Police Discover Extremely Rare WWII Rifle At Gun Buy-Back Program
Sometimes it's pretty amazing what you can find when you clean out your closet.
In Connecticut, a woman had intended to give an old gun she found in her closet to a police gun buy-back program. However, she was quite surprised to learn that her "old gun" was actually a very rare World War II relic.
Just like a scene out of "Antiques Roadshow," a woman in Hartford, Conn., turned in an old rifle to her local police station's gun buy-back, only to discover the gun was worth anywhere from $20,000 to $25,000. The woman, who wishes to remain anonymous, inherited the gun from her father who had brought it home with him from Europe as a memento from World War II.
The two officers conducting the gun buy-back, who are resident gun experts for the Hartford Police Department, informed the owner she was in possession of a Nazi Assault Rifle, the first of its kind, that dates back to 1944.

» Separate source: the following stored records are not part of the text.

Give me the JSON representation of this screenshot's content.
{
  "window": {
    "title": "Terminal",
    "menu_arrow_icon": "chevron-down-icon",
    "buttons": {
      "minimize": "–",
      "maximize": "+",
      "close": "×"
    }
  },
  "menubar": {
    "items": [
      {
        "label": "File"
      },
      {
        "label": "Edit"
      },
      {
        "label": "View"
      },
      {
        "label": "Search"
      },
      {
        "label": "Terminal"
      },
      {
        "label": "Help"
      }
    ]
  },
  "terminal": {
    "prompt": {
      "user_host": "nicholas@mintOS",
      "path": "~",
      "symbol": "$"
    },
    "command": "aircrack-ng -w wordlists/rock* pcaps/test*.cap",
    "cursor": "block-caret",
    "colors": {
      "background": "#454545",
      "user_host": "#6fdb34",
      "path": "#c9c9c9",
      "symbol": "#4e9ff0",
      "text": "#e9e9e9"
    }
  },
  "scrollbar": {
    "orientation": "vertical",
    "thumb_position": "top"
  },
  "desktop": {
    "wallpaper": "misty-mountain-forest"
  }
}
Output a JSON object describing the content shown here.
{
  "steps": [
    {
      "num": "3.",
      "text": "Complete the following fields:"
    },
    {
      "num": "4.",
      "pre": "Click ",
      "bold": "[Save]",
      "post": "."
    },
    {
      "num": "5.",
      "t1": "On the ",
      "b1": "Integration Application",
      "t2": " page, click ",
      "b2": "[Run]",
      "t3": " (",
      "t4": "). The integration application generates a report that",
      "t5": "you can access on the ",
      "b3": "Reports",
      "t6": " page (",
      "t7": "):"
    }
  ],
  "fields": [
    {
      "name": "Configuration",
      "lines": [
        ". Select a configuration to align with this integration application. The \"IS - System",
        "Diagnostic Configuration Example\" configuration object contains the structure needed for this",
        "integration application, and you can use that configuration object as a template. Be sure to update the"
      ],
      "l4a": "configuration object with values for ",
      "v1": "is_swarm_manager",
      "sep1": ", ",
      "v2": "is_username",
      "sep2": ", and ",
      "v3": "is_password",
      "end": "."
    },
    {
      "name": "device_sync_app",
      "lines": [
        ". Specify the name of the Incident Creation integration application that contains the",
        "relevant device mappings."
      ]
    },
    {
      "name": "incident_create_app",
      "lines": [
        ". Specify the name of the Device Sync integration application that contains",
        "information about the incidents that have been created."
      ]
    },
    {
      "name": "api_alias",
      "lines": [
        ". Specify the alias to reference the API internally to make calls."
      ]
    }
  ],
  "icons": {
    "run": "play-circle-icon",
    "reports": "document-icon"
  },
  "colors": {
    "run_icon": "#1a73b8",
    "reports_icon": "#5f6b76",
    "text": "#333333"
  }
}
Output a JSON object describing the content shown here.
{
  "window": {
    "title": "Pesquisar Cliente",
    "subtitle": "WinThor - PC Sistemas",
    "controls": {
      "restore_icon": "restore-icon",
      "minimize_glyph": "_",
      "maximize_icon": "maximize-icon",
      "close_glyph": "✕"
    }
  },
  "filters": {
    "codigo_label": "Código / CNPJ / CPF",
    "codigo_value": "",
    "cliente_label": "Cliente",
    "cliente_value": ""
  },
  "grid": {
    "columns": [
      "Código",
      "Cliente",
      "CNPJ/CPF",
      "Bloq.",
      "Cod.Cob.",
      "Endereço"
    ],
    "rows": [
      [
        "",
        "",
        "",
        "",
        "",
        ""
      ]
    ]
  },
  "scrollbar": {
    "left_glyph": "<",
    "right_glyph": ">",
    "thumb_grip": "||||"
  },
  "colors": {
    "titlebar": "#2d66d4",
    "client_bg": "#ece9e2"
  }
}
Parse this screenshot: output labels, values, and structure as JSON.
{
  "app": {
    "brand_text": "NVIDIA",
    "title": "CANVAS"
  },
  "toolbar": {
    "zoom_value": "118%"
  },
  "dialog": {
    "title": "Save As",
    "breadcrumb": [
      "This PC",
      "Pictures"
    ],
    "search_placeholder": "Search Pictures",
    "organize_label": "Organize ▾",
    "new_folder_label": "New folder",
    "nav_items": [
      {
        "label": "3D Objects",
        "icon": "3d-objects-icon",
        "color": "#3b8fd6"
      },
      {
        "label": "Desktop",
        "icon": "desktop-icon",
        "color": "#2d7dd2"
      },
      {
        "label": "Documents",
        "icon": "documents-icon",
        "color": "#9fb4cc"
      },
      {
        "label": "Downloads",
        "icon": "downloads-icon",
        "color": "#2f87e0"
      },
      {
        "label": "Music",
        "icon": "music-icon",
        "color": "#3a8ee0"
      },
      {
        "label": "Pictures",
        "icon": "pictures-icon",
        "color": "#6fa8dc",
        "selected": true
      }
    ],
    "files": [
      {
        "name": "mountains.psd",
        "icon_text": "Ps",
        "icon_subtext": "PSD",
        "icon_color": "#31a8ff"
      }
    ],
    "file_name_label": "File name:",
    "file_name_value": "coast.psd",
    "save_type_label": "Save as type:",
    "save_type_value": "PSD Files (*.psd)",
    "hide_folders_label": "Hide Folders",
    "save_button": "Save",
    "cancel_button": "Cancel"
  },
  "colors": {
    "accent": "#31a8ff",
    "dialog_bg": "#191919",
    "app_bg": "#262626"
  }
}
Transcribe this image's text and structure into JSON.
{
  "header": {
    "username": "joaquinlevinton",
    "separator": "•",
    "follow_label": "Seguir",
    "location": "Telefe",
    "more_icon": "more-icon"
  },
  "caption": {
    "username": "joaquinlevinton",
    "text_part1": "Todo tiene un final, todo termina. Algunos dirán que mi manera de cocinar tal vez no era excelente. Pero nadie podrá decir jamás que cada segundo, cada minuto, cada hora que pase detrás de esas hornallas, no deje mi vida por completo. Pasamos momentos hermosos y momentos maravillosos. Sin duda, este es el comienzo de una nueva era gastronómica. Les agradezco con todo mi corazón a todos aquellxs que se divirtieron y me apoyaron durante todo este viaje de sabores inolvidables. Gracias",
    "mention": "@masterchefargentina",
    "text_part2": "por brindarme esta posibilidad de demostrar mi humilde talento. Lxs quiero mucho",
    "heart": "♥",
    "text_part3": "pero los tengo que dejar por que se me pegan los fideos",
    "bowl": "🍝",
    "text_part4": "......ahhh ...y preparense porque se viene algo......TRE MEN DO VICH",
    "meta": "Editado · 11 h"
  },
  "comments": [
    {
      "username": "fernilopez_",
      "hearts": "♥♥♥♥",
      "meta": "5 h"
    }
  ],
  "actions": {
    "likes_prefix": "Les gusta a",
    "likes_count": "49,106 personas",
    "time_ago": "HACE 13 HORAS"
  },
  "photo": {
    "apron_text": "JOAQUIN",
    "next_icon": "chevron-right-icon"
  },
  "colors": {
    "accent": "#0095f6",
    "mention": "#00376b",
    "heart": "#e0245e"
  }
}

The gun is called a Sturmgewehr 44, literally meaning "storm rifle," and is the first "modern assault rifle ever made, eventually replaced by the AK 47 in 1947 by Russia, who copied the German design of the Sturmgewehr 44," Officer Lewis Crabtree, one of the two officers who discovered the gun, told ABC News.
"It's like finding the Babe Ruth of baseball cards," said Officer John Cavanna. "The rarity, it was made for such a very short period."
The Strumgewehr 44 is estimated to be worth anywhere between 20,000 to 25,000 dollars. The officers added that since the buy-back program would require them to melt down the gun, they did not accept the antique gun. So good on the officers for recognizing the value of that firearm.